A principal razão para que a Justiça do Rio de Janeiro ainda não tenha homologado o novo acordo do governo do estado com a CCR para que o serviço das barcas seja continuado, com toda a insegurança gerada por um contrato já vencido, diz respeito ao valor de R$ 1 bilhão que Cláudio Castro aceitou pagar à empresa concessionária como reconhecimento de uma dívida.
Desde 2015, a CCR pede para deixar a concessão das barcas, alegando prejuízos que chegam, segundo cálculos da empresa, a R$ 1 bilhão. No caso de o novo acordo de um ano, renovável por mais um ano, ser aprovado pelo MP-RJ e homologado pela Justiça, o governo do estado teria tempo hábil de apresentar em licitação uma nova modelagem de concessão que está sendo elaborada pelo Instituto Alberto Luiz Coimbra de Pós-Graduação e Pesquisa de Engenharia da Universidade Federal do Rio de Janeiro (Coppe/UFRJ).
"Até o caixa suportar"
O Ministério Público do estado questiona o valor e pede que sejam apresentadas em documento as razões para o pagamento da multa.
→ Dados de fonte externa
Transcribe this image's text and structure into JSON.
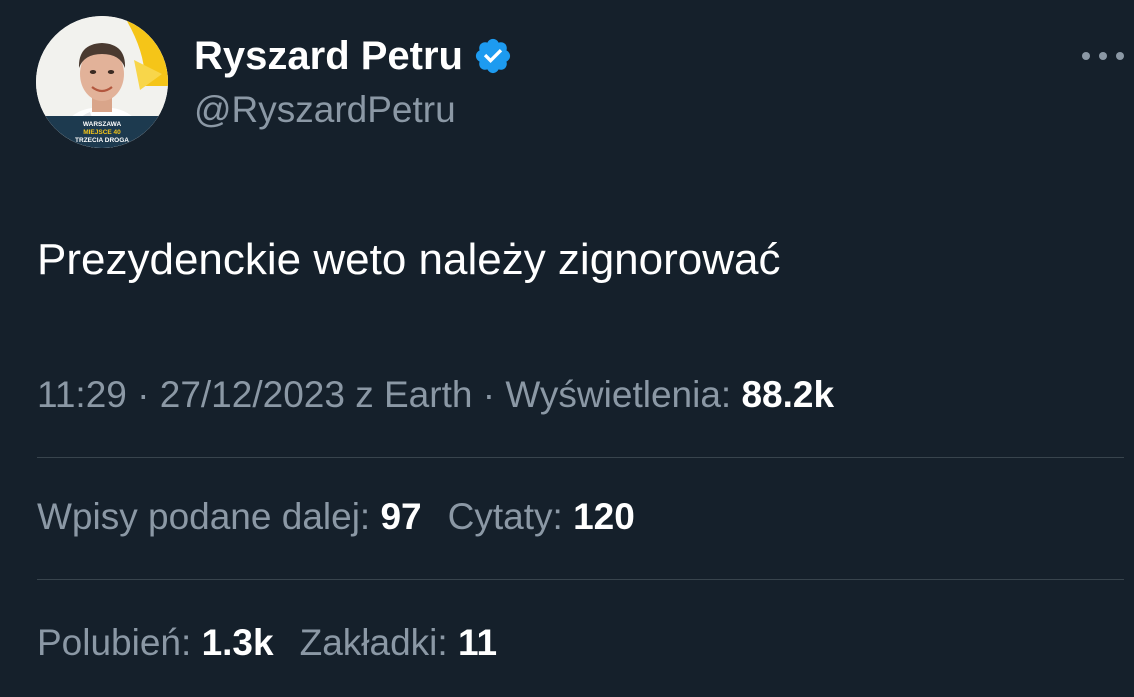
{
  "author": {
    "display_name": "Ryszard Petru",
    "handle": "@RyszardPetru",
    "verified_color": "#1d9bf0",
    "avatar_caption": {
      "line1": "WARSZAWA",
      "line2": "MIEJSCE 40",
      "line3": "TRZECIA DROGA"
    }
  },
  "tweet": {
    "text": "Prezydenckie weto należy zignorować",
    "time": "11:29",
    "separator": "·",
    "date": "27/12/2023",
    "source": "z Earth",
    "views_label": "Wyświetlenia:",
    "views_value": "88.2k"
  },
  "stats": {
    "retweets_label": "Wpisy podane dalej:",
    "retweets_value": "97",
    "quotes_label": "Cytaty:",
    "quotes_value": "120",
    "likes_label": "Polubień:",
    "likes_value": "1.3k",
    "bookmarks_label": "Zakładki:",
    "bookmarks_value": "11"
  },
  "icons": {
    "more": "more-horizontal-icon",
    "verified": "verified-badge-icon"
  },
  "colors": {
    "background": "#15202b",
    "primary_text": "#ffffff",
    "secondary_text": "#8b98a5",
    "divider": "#38444d"
  }
}
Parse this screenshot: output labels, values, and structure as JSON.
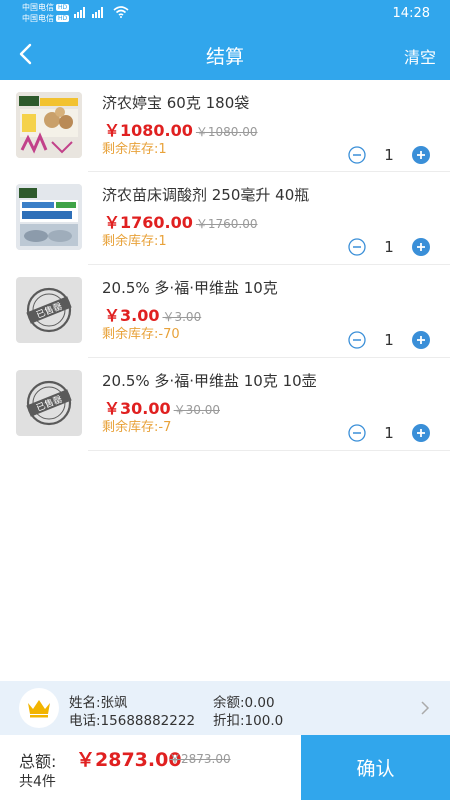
{
  "status_bar": {
    "carrier1": "中国电信",
    "carrier2": "中国电信",
    "hd": "HD",
    "time": "14:28"
  },
  "nav": {
    "title": "结算",
    "clear": "清空"
  },
  "items": [
    {
      "name": "济农婷宝 60克  180袋",
      "price": "￥1080.00",
      "original": "￥1080.00",
      "stock": "剩余库存:1",
      "qty": "1"
    },
    {
      "name": "济农苗床调酸剂 250毫升  40瓶",
      "price": "￥1760.00",
      "original": "￥1760.00",
      "stock": "剩余库存:1",
      "qty": "1"
    },
    {
      "name": "20.5% 多·福·甲维盐 10克",
      "price": "￥3.00",
      "original": "￥3.00",
      "stock": "剩余库存:-70",
      "qty": "1"
    },
    {
      "name": "20.5% 多·福·甲维盐 10克  10壶",
      "price": "￥30.00",
      "original": "￥30.00",
      "stock": "剩余库存:-7",
      "qty": "1"
    }
  ],
  "placeholder_stamp": "已售罄",
  "member": {
    "name": "姓名:张飒",
    "phone": "电话:15688882222",
    "balance": "余额:0.00",
    "discount": "折扣:100.0"
  },
  "checkout": {
    "total_label": "总额:",
    "total": "￥2873.00",
    "total_original": "￥2873.00",
    "count": "共4件",
    "confirm": "确认"
  },
  "colors": {
    "primary": "#31a6ec",
    "price": "#e02020",
    "stock": "#e8a23a",
    "member_bg": "#e8f1fa"
  }
}
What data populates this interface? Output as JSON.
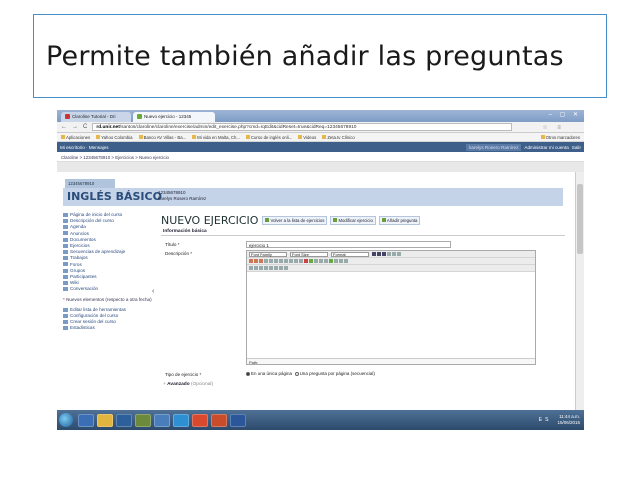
{
  "slide_title": "Permite también añadir las preguntas",
  "browser": {
    "tabs": [
      "Claroline Tutorial - Dri",
      "Nuevo ejercicio - 12345"
    ],
    "window_controls": "– ▢ ✕",
    "nav_buttons": [
      "←",
      "→",
      "C"
    ],
    "url_host": "rd.unir.net",
    "url_path": "/santos/claroline/claroline/exercise/admin/edit_exercise.php?cmd=rqEdit&cidReset=true&cidReq=12345678910",
    "addr_icons": "☆ ≡",
    "bookmarks": [
      "Aplicaciones",
      "Yahoo Colombia",
      "Banco AV Villas - Ba...",
      "Mi vida en Malta, Ch...",
      "Curso de inglés onli...",
      "Videos",
      "Zeta.tv Clínico"
    ],
    "bookmarks_other": "Otros marcadores"
  },
  "claroline": {
    "topbar_left": "Mi escritorio · Mensajes",
    "user": "karelys Rosero Ramírez",
    "admin": "Administrar mi cuenta",
    "logout": "Salir",
    "breadcrumb": "Claroline > 12345678910 > Ejercicios > Nuevo ejercicio",
    "course_code": "12345678910",
    "course_title": "INGLÉS BÁSICO",
    "course_meta_code": "12345678910",
    "course_meta_owner": "karelys Rosero Ramírez",
    "collapse_glyph": "‹",
    "sidebar": [
      "Página de inicio del curso",
      "Descripción del curso",
      "Agenda",
      "Anuncios",
      "Documentos",
      "Ejercicios",
      "Secuencias de aprendizaje",
      "Trabajos",
      "Foros",
      "Grupos",
      "Participantes",
      "Wiki",
      "Conversación"
    ],
    "sidebar_note": "Nuevos elementos (respecto a otra fecha)",
    "sidebar_tools": [
      "Editar lista de herramientas",
      "Configuración del curso",
      "Crear sesión del curso",
      "Estadísticas"
    ],
    "page_heading": "NUEVO EJERCICIO",
    "actions": [
      "Volver a la lista de ejercicios",
      "Modificar ejercicio",
      "Añadir pregunta"
    ],
    "section_basic": "Información básica",
    "label_title": "Título *",
    "value_title": "ejercicio 1",
    "label_desc": "Descripción *",
    "editor_font_family": "Font Family",
    "editor_font_size": "Font Size",
    "editor_format": "Format",
    "editor_path": "Path:",
    "label_type": "Tipo de ejercicio *",
    "type_opt1": "En una única página",
    "type_opt2": "Una pregunta por página (secuencial)",
    "advanced": "Avanzado",
    "advanced_note": "(Opcional)"
  },
  "taskbar": {
    "tray_lang": "ES",
    "time": "11:44 a.m.",
    "date": "15/06/2015"
  }
}
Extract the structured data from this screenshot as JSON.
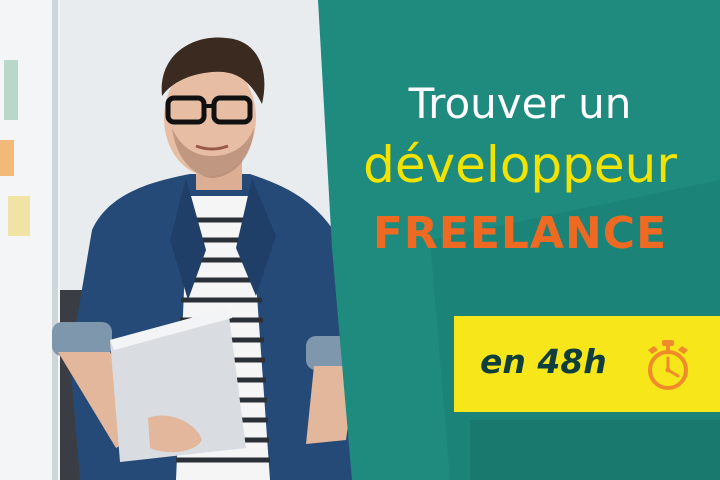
{
  "headline": {
    "line1": "Trouver un",
    "line2": "développeur",
    "line3": "FREELANCE"
  },
  "badge": {
    "text": "en 48h",
    "icon": "stopwatch-icon"
  },
  "colors": {
    "panel": "#1f8a7e",
    "white_text": "#ffffff",
    "yellow_text": "#f2e400",
    "orange_text": "#ee6a22",
    "badge_bg": "#f6e61a",
    "badge_text": "#0f3e3c"
  }
}
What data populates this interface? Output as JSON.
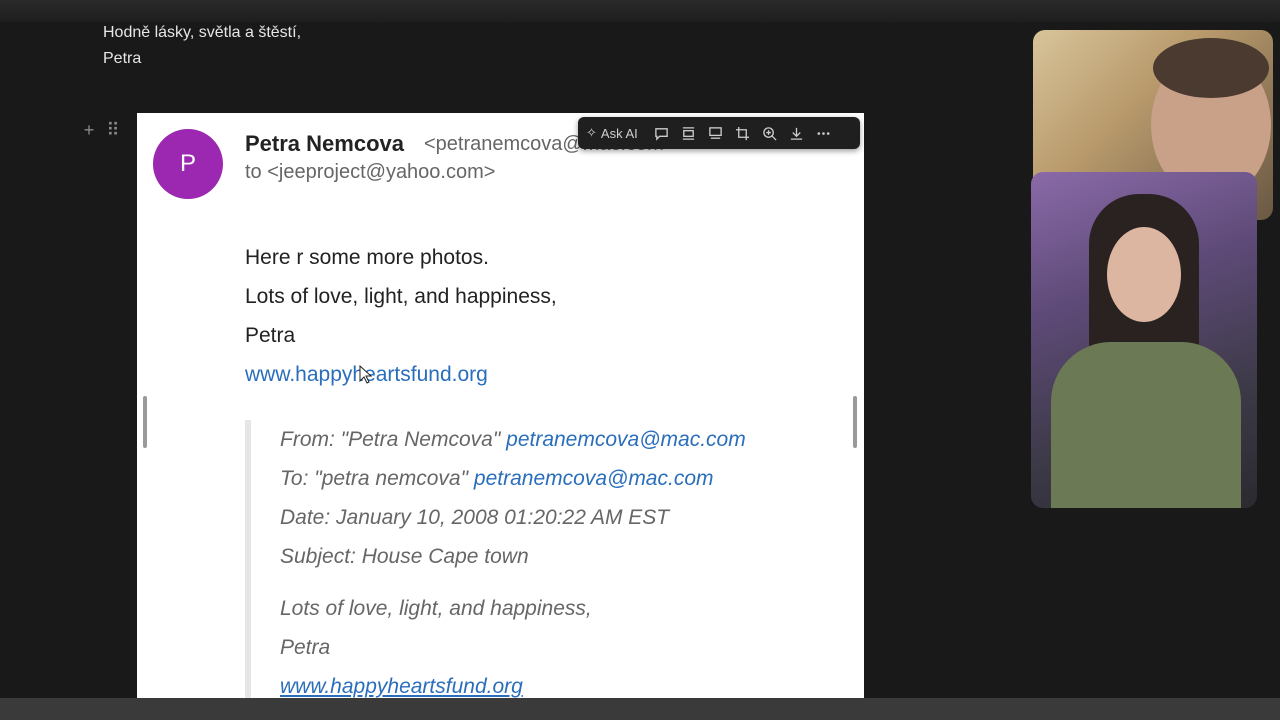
{
  "note": {
    "line1": "Hodně lásky, světla a štěstí,",
    "line2": "Petra"
  },
  "email": {
    "avatar_letter": "P",
    "avatar_color": "#9c27b0",
    "sender_name": "Petra Nemcova",
    "sender_address": "<petranemcova@mac.com>",
    "to_line": "to <jeeproject@yahoo.com>",
    "body": [
      "Here r some more photos.",
      "Lots of love, light, and happiness,",
      "Petra"
    ],
    "link": "www.happyheartsfund.org",
    "quoted": {
      "from_label": "From: \"Petra Nemcova\"",
      "from_email": "petranemcova@mac.com",
      "to_label": "To: \"petra nemcova\"",
      "to_email": "petranemcova@mac.com",
      "date": "Date: January 10, 2008 01:20:22 AM EST",
      "subject": "Subject: House Cape town",
      "body1": "Lots of love, light, and happiness,",
      "body2": "Petra",
      "link": "www.happyheartsfund.org"
    }
  },
  "toolbar": {
    "ask_ai_label": "Ask AI",
    "icons": [
      "comment-icon",
      "align-center-icon",
      "caption-icon",
      "crop-icon",
      "zoom-icon",
      "download-icon",
      "more-icon"
    ]
  },
  "colors": {
    "link": "#2a6ebb",
    "page_bg": "#191919"
  }
}
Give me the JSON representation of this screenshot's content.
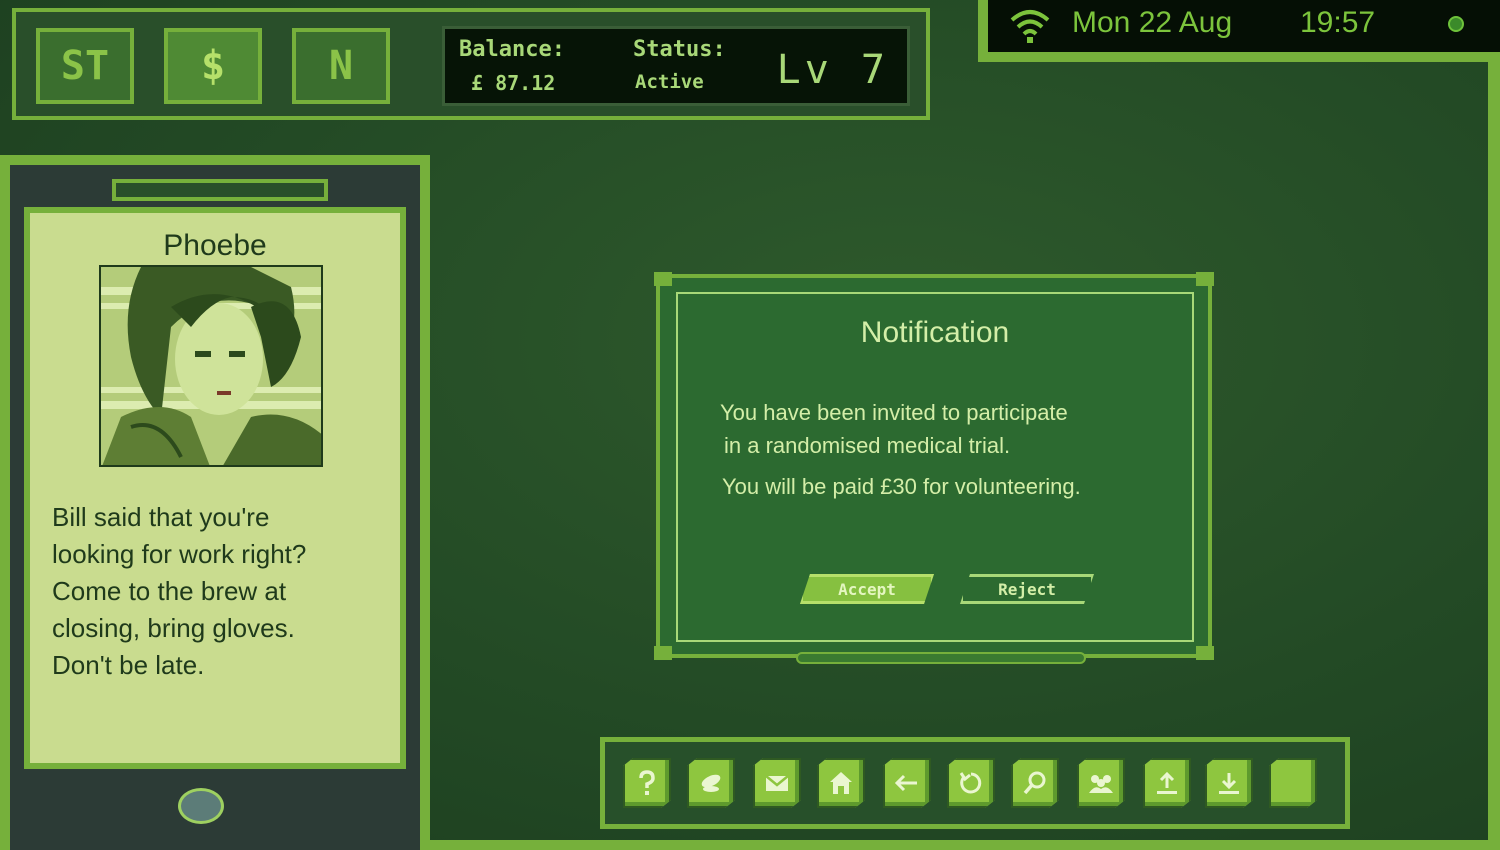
{
  "topbar": {
    "buttons": [
      {
        "label": "ST",
        "active": false
      },
      {
        "label": "$",
        "active": true
      },
      {
        "label": "N",
        "active": false
      }
    ],
    "balance_label": "Balance:",
    "balance_value": "£ 87.12",
    "status_label": "Status:",
    "status_value": "Active",
    "level": "Lv 7"
  },
  "clock": {
    "date": "Mon 22 Aug",
    "time": "19:57",
    "icons": [
      "wifi-icon",
      "status-dot-icon"
    ]
  },
  "phone": {
    "contact_name": "Phoebe",
    "message": "Bill said that you're\nlooking for work right?\nCome to the brew at\nclosing, bring gloves.\nDon't be late."
  },
  "notification": {
    "title": "Notification",
    "line1": "You have been invited to participate",
    "line2": "in a randomised medical trial.",
    "line3": "You will be paid £30 for volunteering.",
    "accept_label": "Accept",
    "reject_label": "Reject"
  },
  "toolbar": {
    "tools": [
      "help-icon",
      "pill-icon",
      "mail-icon",
      "home-icon",
      "back-arrow-icon",
      "refresh-icon",
      "search-icon",
      "group-icon",
      "upload-icon",
      "download-icon",
      "blank-icon"
    ]
  },
  "colors": {
    "accent": "#76b03b",
    "screen": "#c9dc8f",
    "panel": "#294f2a",
    "text_light": "#d4eea8"
  }
}
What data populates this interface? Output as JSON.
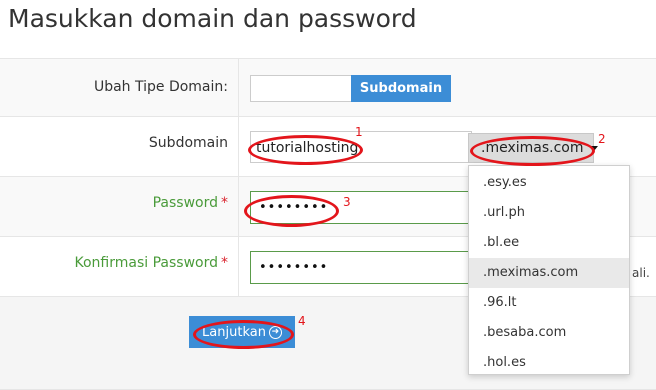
{
  "page": {
    "title": "Masukkan domain dan password"
  },
  "domain_type": {
    "label": "Ubah Tipe Domain:",
    "button": "Subdomain"
  },
  "subdomain": {
    "label": "Subdomain",
    "value": "tutorialhosting",
    "selected_tld": ".meximas.com",
    "options": [
      ".esy.es",
      ".url.ph",
      ".bl.ee",
      ".meximas.com",
      ".96.lt",
      ".besaba.com",
      ".hol.es"
    ],
    "highlighted_index": 3
  },
  "password": {
    "label": "Password",
    "required_mark": "*",
    "value": "••••••••"
  },
  "confirm": {
    "label": "Konfirmasi Password",
    "required_mark": "*",
    "value": "••••••••",
    "trailing_text": "ali."
  },
  "submit": {
    "label": "Lanjutkan"
  },
  "annotations": {
    "n1": "1",
    "n2": "2",
    "n3": "3",
    "n4": "4"
  },
  "colors": {
    "primary": "#3c8dd6",
    "annotation": "#e3151b",
    "label_green": "#4a9b3a",
    "required": "#d9232d"
  },
  "icons": {
    "select_caret": "caret-down-icon",
    "submit_arrow": "arrow-right-circle-icon"
  }
}
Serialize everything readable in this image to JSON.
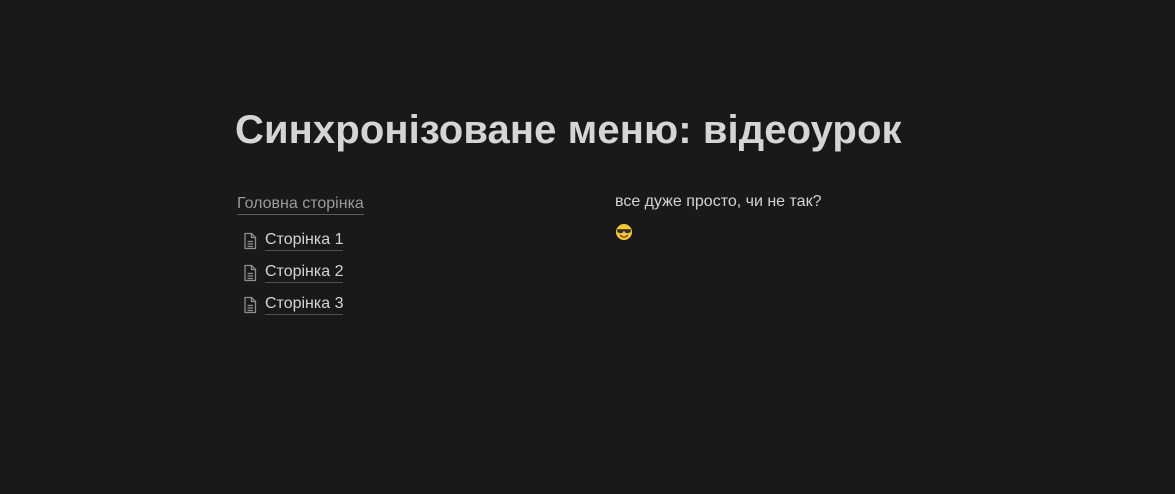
{
  "title": "Синхронізоване меню: відеоурок",
  "left": {
    "home_link": "Головна сторінка",
    "pages": [
      {
        "icon": "page-icon",
        "label": "Сторінка 1"
      },
      {
        "icon": "page-icon",
        "label": "Сторінка 2"
      },
      {
        "icon": "page-icon",
        "label": "Сторінка 3"
      }
    ]
  },
  "right": {
    "text": "все дуже просто, чи не так?",
    "emoji": "smiling-face-with-sunglasses-icon"
  }
}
A 6ª Promotoria de Justiça de Fazenda Pública da Capital afirma apenas que "solicitou ao Governo do Estado do Rio, à CCR Barcas e à Agência Reguladora de Serviços Públicos Concedidos de Transportes Aquaviários, Ferroviários, Metroviários e de Rodovias do Estado (Agetransp) a apresentação do acordo integral e a sua regularização para posterior análise".
A reportagem perguntou à Agetransp se, diante do impasse para que o acordo seja homologado, os valores no contrato prometidos à CCR por Castro poderiam ser revistos e uma nova rodada de conversas poderia acontecer. A Agetransp afastou essa possibilidade, afirmando que já se manifestou nos autos e que "ratifica todos os cálculos aprovados pelo seu conselho diretor".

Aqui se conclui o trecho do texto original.